Examples of improving efficiency might be
- minimizing waste through thorough planning and reduction of rework
- identifying employees' skill sets and placing them where they're needed most
- streamlining and automating repetitive manual processes, including accounting and receivables tasks
Efficiency does more than save you time and money, it actually makes you better at what you do. It means you're making fewer errors and creating better quality work while using your resources responsibly.
How does a construction business become more flexible and efficient? As mentioned, trimming the fat around operations necessitates deep knowledge of current business operations. You need hard numbers demonstrating how you're using materials, workers, and time, so you can figure out how to use them better for maximum output.

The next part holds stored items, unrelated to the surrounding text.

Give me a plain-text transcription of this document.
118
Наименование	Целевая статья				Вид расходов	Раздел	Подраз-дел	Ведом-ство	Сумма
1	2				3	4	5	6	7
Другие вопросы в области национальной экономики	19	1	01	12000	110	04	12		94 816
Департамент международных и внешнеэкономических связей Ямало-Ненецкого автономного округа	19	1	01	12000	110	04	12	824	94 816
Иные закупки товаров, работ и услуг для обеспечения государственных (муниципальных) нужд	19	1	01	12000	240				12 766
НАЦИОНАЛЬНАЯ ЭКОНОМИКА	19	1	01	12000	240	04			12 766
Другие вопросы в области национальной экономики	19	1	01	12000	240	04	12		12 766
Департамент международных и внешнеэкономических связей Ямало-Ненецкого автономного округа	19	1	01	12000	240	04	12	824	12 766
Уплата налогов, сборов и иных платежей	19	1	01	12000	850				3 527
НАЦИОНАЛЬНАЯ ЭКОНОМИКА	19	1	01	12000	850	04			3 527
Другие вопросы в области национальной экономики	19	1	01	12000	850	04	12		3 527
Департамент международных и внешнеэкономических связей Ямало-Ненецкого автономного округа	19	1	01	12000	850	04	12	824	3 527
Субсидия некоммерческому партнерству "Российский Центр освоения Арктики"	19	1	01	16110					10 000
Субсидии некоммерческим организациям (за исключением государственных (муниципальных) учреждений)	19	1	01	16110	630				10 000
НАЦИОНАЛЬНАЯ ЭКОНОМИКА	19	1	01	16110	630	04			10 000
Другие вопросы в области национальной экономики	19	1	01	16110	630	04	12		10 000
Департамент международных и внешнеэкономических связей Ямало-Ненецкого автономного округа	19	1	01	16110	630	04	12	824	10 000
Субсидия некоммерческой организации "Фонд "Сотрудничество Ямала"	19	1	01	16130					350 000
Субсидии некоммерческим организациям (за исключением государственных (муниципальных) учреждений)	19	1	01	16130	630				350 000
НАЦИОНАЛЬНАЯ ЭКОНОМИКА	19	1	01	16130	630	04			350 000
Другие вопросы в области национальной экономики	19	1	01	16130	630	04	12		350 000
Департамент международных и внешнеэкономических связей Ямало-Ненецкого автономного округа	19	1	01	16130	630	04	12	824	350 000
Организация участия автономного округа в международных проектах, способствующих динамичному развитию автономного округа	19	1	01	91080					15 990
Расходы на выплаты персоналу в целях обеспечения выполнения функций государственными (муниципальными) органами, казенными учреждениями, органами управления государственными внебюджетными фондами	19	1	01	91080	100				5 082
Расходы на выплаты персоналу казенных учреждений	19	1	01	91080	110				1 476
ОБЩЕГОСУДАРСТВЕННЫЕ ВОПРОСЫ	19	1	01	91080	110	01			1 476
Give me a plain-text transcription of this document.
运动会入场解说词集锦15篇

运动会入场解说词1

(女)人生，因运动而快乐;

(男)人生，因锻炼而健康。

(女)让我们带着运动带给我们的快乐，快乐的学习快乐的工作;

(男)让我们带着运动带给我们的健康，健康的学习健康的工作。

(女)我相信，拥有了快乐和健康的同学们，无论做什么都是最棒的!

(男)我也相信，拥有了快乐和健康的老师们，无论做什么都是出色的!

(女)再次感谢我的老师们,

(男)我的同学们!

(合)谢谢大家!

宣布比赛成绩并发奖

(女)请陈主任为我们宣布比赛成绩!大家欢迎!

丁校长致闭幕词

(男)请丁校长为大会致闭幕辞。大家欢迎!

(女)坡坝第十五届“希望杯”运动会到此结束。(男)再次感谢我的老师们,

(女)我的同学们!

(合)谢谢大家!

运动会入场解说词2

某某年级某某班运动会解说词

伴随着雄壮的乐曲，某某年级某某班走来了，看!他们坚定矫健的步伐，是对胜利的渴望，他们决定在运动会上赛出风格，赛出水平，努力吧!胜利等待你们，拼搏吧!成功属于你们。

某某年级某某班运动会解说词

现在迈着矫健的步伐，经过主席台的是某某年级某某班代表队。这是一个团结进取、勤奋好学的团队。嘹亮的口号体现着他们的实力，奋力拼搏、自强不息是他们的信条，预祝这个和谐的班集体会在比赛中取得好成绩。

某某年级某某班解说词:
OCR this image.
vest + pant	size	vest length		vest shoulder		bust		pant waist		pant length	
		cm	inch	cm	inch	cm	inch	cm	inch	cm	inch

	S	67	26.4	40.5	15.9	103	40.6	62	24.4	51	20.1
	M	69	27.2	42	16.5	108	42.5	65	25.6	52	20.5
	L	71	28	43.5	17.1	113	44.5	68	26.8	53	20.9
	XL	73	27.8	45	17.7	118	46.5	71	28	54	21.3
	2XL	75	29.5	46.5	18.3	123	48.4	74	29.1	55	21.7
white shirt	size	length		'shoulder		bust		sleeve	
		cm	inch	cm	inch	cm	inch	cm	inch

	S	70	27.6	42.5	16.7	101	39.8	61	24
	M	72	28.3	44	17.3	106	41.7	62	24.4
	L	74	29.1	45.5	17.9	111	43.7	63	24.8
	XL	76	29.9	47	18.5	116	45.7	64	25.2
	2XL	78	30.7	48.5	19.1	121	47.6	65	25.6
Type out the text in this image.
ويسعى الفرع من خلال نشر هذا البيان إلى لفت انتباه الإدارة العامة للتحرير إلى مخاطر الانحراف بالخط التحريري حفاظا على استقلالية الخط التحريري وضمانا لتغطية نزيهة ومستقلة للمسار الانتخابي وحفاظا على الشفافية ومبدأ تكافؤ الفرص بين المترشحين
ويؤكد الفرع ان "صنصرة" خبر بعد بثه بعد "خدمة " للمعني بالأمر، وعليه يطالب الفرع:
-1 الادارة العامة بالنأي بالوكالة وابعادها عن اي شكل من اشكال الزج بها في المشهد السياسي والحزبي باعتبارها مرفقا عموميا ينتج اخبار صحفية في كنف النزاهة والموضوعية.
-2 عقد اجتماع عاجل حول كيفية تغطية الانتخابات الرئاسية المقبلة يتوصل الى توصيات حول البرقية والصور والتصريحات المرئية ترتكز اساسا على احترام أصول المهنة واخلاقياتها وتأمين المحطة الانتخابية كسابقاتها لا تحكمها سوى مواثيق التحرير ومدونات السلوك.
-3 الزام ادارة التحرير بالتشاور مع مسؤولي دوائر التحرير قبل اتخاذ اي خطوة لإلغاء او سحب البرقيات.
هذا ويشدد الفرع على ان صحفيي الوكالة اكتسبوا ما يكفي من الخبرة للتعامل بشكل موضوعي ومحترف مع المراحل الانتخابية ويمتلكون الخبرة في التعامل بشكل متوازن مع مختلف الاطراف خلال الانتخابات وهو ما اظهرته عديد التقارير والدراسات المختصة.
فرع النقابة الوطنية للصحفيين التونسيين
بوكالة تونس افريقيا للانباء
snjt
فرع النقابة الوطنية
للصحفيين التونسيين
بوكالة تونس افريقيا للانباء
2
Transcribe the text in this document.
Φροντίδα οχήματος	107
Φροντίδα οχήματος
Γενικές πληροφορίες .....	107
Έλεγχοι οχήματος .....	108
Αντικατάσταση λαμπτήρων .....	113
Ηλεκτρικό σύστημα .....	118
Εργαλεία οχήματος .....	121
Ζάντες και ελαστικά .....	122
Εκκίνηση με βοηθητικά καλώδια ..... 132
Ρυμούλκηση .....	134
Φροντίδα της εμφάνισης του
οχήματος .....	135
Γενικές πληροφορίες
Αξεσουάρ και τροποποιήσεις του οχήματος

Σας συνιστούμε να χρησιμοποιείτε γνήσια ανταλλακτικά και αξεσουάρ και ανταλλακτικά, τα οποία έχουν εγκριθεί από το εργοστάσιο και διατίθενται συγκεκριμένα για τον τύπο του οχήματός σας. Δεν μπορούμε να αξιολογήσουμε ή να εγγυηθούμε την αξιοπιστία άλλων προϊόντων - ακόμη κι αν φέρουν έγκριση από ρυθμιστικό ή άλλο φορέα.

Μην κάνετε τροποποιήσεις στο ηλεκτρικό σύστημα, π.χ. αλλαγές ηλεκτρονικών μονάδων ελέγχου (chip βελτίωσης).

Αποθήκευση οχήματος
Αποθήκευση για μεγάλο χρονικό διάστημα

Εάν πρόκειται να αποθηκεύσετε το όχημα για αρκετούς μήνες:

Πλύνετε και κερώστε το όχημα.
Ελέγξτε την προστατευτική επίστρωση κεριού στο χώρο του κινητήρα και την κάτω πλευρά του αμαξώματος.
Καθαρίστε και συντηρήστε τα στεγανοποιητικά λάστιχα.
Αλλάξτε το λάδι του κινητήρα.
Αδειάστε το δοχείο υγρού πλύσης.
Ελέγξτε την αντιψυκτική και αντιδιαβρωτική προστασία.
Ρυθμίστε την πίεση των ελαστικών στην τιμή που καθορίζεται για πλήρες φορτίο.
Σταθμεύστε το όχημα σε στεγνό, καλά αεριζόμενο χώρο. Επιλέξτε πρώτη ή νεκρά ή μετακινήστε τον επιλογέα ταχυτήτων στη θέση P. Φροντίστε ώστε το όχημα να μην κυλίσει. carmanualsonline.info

In other words, what you need is digitization. Using digital systems to schedule your projects, people, equipment, and payables and receivables facilitates tracking everything you do, giving you the knowledge you need to work smarter instead of harder.
Control your cash
Now that you've prepared your business to be a lean, mean building machine, you need to get extra smart about where your cash is and where it's going. Many construction businesses fail because they lack the cash flow to continue their projects, so a bit of savings on hand could be the saving grace for your business. However, there's a balance to strike between saving for a rainy day and hoarding to the point of preventing growth.
Prepare for a recession by better managing your cash flow, by
- Maintaining a cash flow document
- Establishing a cash flow backup plan
- Cleaning up and automating your accounts payable and receivable systems
Truss is an online payment solution that can help you get your cash flow in order while streamlining your accounts payable and receivable systems to maintain greater control over your money.
Experts continue to debate the certainty of a coming recession, but contractors don't have to wait for an economic forecast to bolster their businesses against one. By revamping business operations to align with long-term vision and goals, and becoming more agile, streamlined, and technologically savvy, contractors can make their businesses stronger no matter what happens in the economy.